The algorithm used (EMHAPFRE) for deconvoluting haplotypes from genotype data assumes that the genotype frequencies at every SNP site follow the expectations of Hardy-Weinberg equilibrium and that there is free recombination between sites. Although the first assumption appears approximately valid for our data, there is no direct validation for the second one. In fact, manual checking of the genotype data from the CEPH family samples showed a somewhat larger number of haplotypes (19 for BLM, 21 for WRN, and 16 for RECQL, instead of 16, 20, and 15, respectively, inferred by EMHAPFRE). The extra haplotypes detected through manual inference, however, are low frequency ones. We also verified the accuracy of haplotype inference by using a newly developed data-mining algorithm (N. Wang et al., in prep.) that depends on neither the assumption of HWE nor of free recombination. In general, common haplotypes inferred by the EM algorithm are also detected by the data-mining algorithm. The assumption of free recombination in EMHAPFRE results in a somewhat larger number of inferred haplotypes. The extra haplotypes are always rare. Hence, they contribute little to estimates of haplotype diversity and interpopulation variation. Despite these differences, the number of inferred haplotypes for each helicase is much larger than the number of polymorphic sites examined (50 haplotypes for the 8 BLM sites, 56 for the 12 WRN sites, and 47 for the 11 RECQL sites). This clearly indicates that recombination and/or recurrent mutation have been active in producing these haplotypes because unique mutations at these sites can only produce (s + 1) haplotypes with s polymorphic sites (Fu and Li 1993). From genotype data, we ruled out recurrent mutations producing more than two nucleotides as a major factor. However, the possibility of back mutation cannot be distinguished from recombination in the haplotype inference method. The number of segregating sites discovered is different among the helicases. Furthermore, the extent of haplotype variation, expressed in terms of number of haplotypes (Table 3), as well as haplotype frequencies (Fig. 2), differ among these loci.
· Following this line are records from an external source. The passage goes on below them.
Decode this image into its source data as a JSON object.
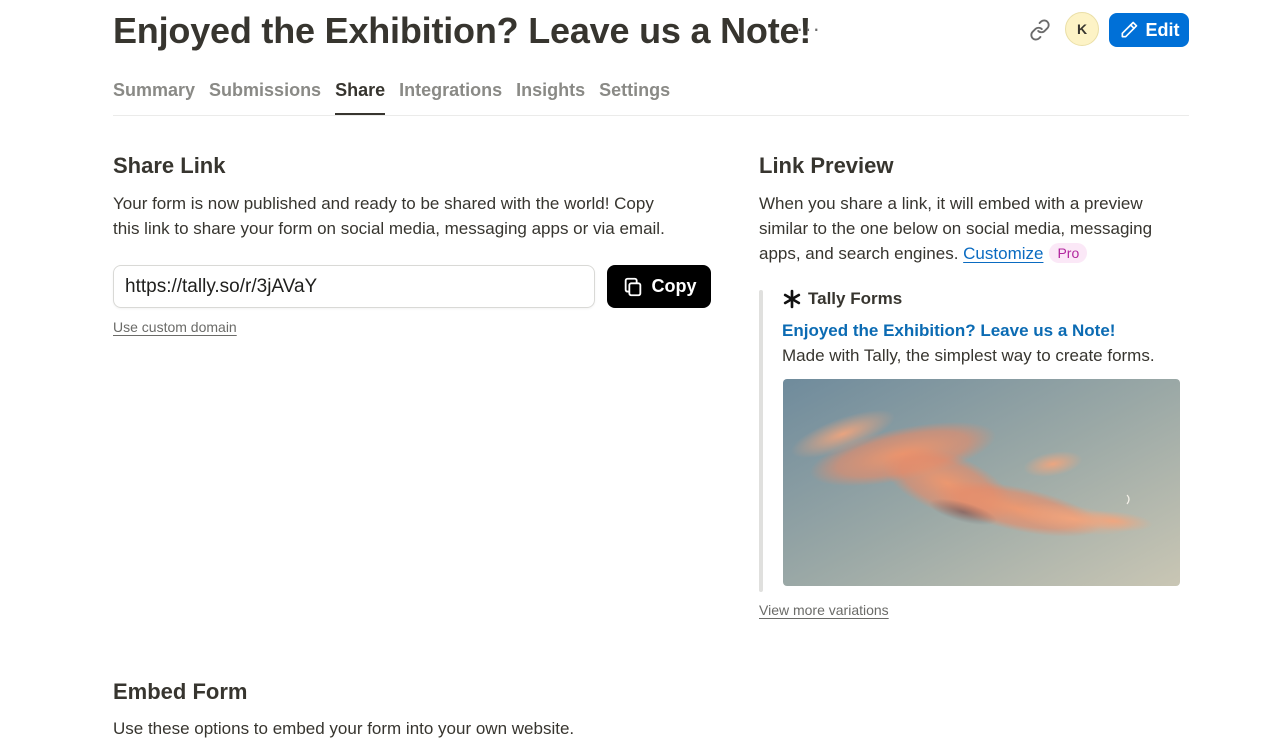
{
  "header": {
    "title": "Enjoyed the Exhibition? Leave us a Note!",
    "more_label": "···",
    "avatar_initial": "K",
    "edit_label": "Edit"
  },
  "tabs": [
    {
      "label": "Summary",
      "active": false
    },
    {
      "label": "Submissions",
      "active": false
    },
    {
      "label": "Share",
      "active": true
    },
    {
      "label": "Integrations",
      "active": false
    },
    {
      "label": "Insights",
      "active": false
    },
    {
      "label": "Settings",
      "active": false
    }
  ],
  "share_link": {
    "heading": "Share Link",
    "description_line1": "Your form is now published and ready to be shared with the world! Copy",
    "description_line2": "this link to share your form on social media, messaging apps or via email.",
    "url": "https://tally.so/r/3jAVaY",
    "copy_label": "Copy",
    "custom_domain_label": "Use custom domain"
  },
  "link_preview": {
    "heading": "Link Preview",
    "description_line1": "When you share a link, it will embed with a preview",
    "description_line2": "similar to the one below on social media, messaging",
    "description_line3": "apps, and search engines.",
    "customize_label": "Customize",
    "pro_badge": "Pro",
    "site_name": "Tally Forms",
    "preview_title": "Enjoyed the Exhibition? Leave us a Note!",
    "preview_description": "Made with Tally, the simplest way to create forms.",
    "view_more_label": "View more variations"
  },
  "embed": {
    "heading": "Embed Form",
    "description": "Use these options to embed your form into your own website."
  },
  "colors": {
    "accent": "#0070d7",
    "preview_title": "#0b6bb3",
    "pro_badge_bg": "#fbe8f7",
    "pro_badge_text": "#b2279e"
  }
}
Recombination Events and Linkage Disequilibrium

Despite the fact that we used a smaller number of segregating sites (8) for the BLM gene in comparison to the others, the resulting number of haplotypes for this helicase is nearly the same as for the others. Inference of recombination events (by the four-gamete test) and plotting significant LD values by pairwise location of sites (Figs. 4, 5) provide an explanation for this observation. In BLM, recombination appears to have occurred throughout the gene in each of the four ethnic groups. In RECQL, recombination events appear to occur predominantly at the 5′ and 3′ ends of the gene, leaving a middle section free of inferred recombination. The opposite (i.e., recombinations occurring in the center of the gene) is seen in WRN. This is consistent with the pattern of LD (Fig. 4) among the sites for these genes as well. For BLM, the tendency of more significant LD from the third SNP-extending 3′ is consistent with the physical location of the sites (Fig. 1; Table 1) because the second and third SNP are ∼100 kb apart.
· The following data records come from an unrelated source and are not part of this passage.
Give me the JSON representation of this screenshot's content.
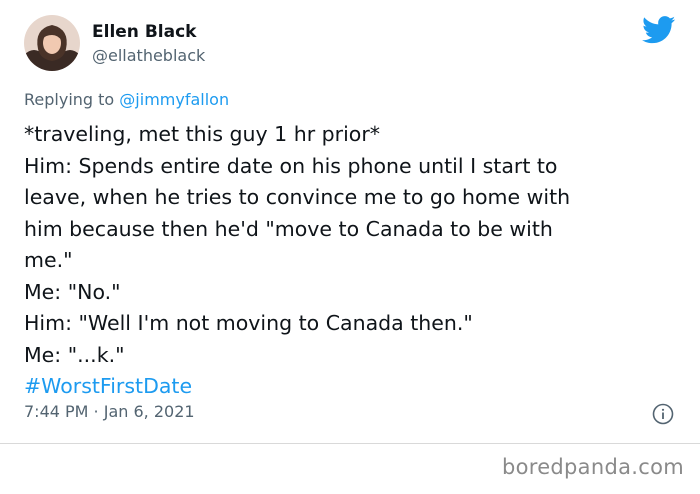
{
  "author": {
    "name": "Ellen Black",
    "handle": "@ellatheblack"
  },
  "reply": {
    "prefix": "Replying to",
    "mention": "@jimmyfallon"
  },
  "tweet": {
    "lines": [
      "*traveling, met this guy 1 hr prior*",
      "Him: Spends entire date on his phone until I start to",
      "leave, when he tries to convince me to go home with",
      "him because then he'd \"move to Canada to be with",
      "me.\"",
      "Me: \"No.\"",
      "Him: \"Well I'm not moving to Canada then.\"",
      "Me: \"...k.\""
    ],
    "hashtag": "#WorstFirstDate",
    "timestamp": "7:44 PM · Jan 6, 2021"
  },
  "icons": {
    "brand": "twitter-bird-icon",
    "info": "info-icon",
    "brand_color": "#1d9bf0"
  },
  "watermark": "boredpanda.com"
}
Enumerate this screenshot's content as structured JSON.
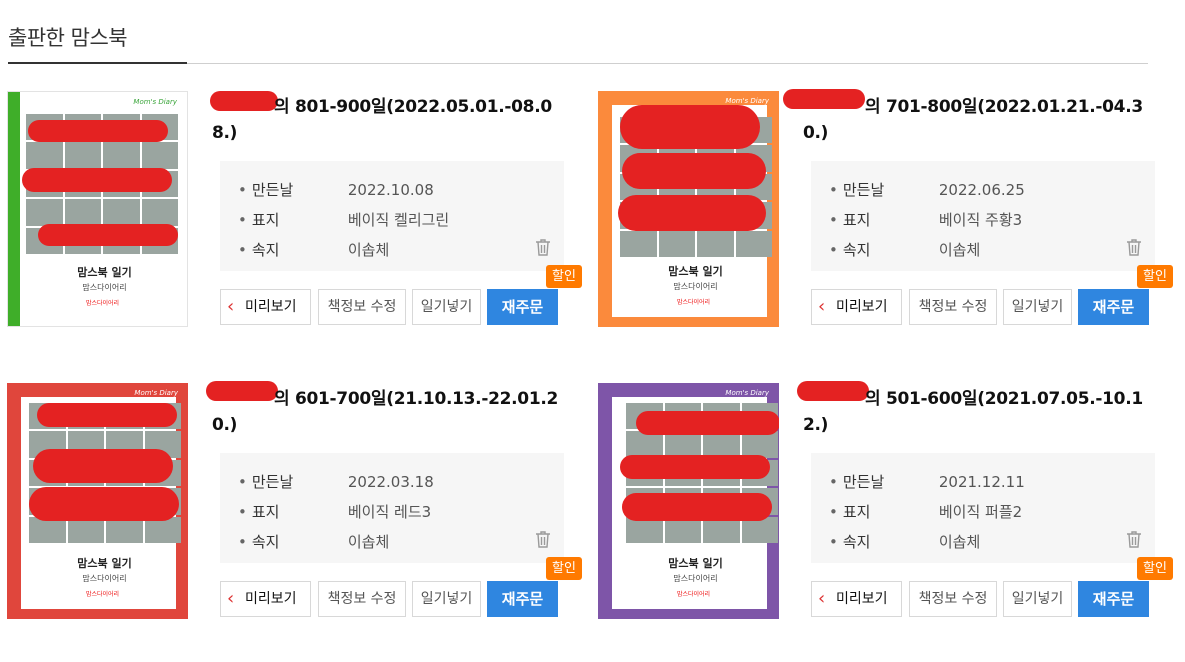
{
  "header": {
    "title": "출판한 맘스북"
  },
  "labels": {
    "created": "만든날",
    "cover": "표지",
    "paper": "속지",
    "bullet": "•"
  },
  "buttons": {
    "preview": "미리보기",
    "edit": "책정보 수정",
    "insert": "일기넣기",
    "reorder": "재주문",
    "badge": "할인"
  },
  "cover_text": {
    "brand": "Mom's Diary",
    "title": "맘스북 일기",
    "subtitle": "맘스다이어리",
    "logo": "맘스다이어리"
  },
  "books": [
    {
      "title": "의 801-900일(2022.05.01.-08.08.)",
      "created": "2022.10.08",
      "cover": "베이직 켈리그린",
      "paper": "이솝체",
      "color": "#3fae29"
    },
    {
      "title": "의 701-800일(2022.01.21.-04.30.)",
      "created": "2022.06.25",
      "cover": "베이직 주황3",
      "paper": "이솝체",
      "color": "#fb8a3c"
    },
    {
      "title": "의 601-700일(21.10.13.-22.01.20.)",
      "created": "2022.03.18",
      "cover": "베이직 레드3",
      "paper": "이솝체",
      "color": "#e0463c"
    },
    {
      "title": "의 501-600일(2021.07.05.-10.12.)",
      "created": "2021.12.11",
      "cover": "베이직 퍼플2",
      "paper": "이솝체",
      "color": "#7e55a8"
    }
  ]
}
The recombination patterns and linkage disequilibria observed in the African American sample are somewhat unexpected (Figs. 4, 5). For WRN and RECQL, the African American and the Asian samples exhibit similar patterns of recombination, which appear to be less when compared to the Caucasian and the Hispanic samples. Although not studied here, Africans are expected to have greater diversity reflecting their antiquity and, hence, recombinations should have been more prevalent in them. In all three genes, the Caucasian group shows the highest number of recombination events and haplotypes, with the exception of RECQL, in which the Hispanic sample has the maximum number of haplotypes. The African American and the Hispanic samples are populations of admixed origin, whereas the Caucasian sample is of primarily European ancestry. Therefore, these paradoxical observations cannot be readily explained by gene-specific recombination alone. Whether ascertainment bias (i.e., the SNP-screening protocol) or recurrent mutations are responsible should be studied in more detail.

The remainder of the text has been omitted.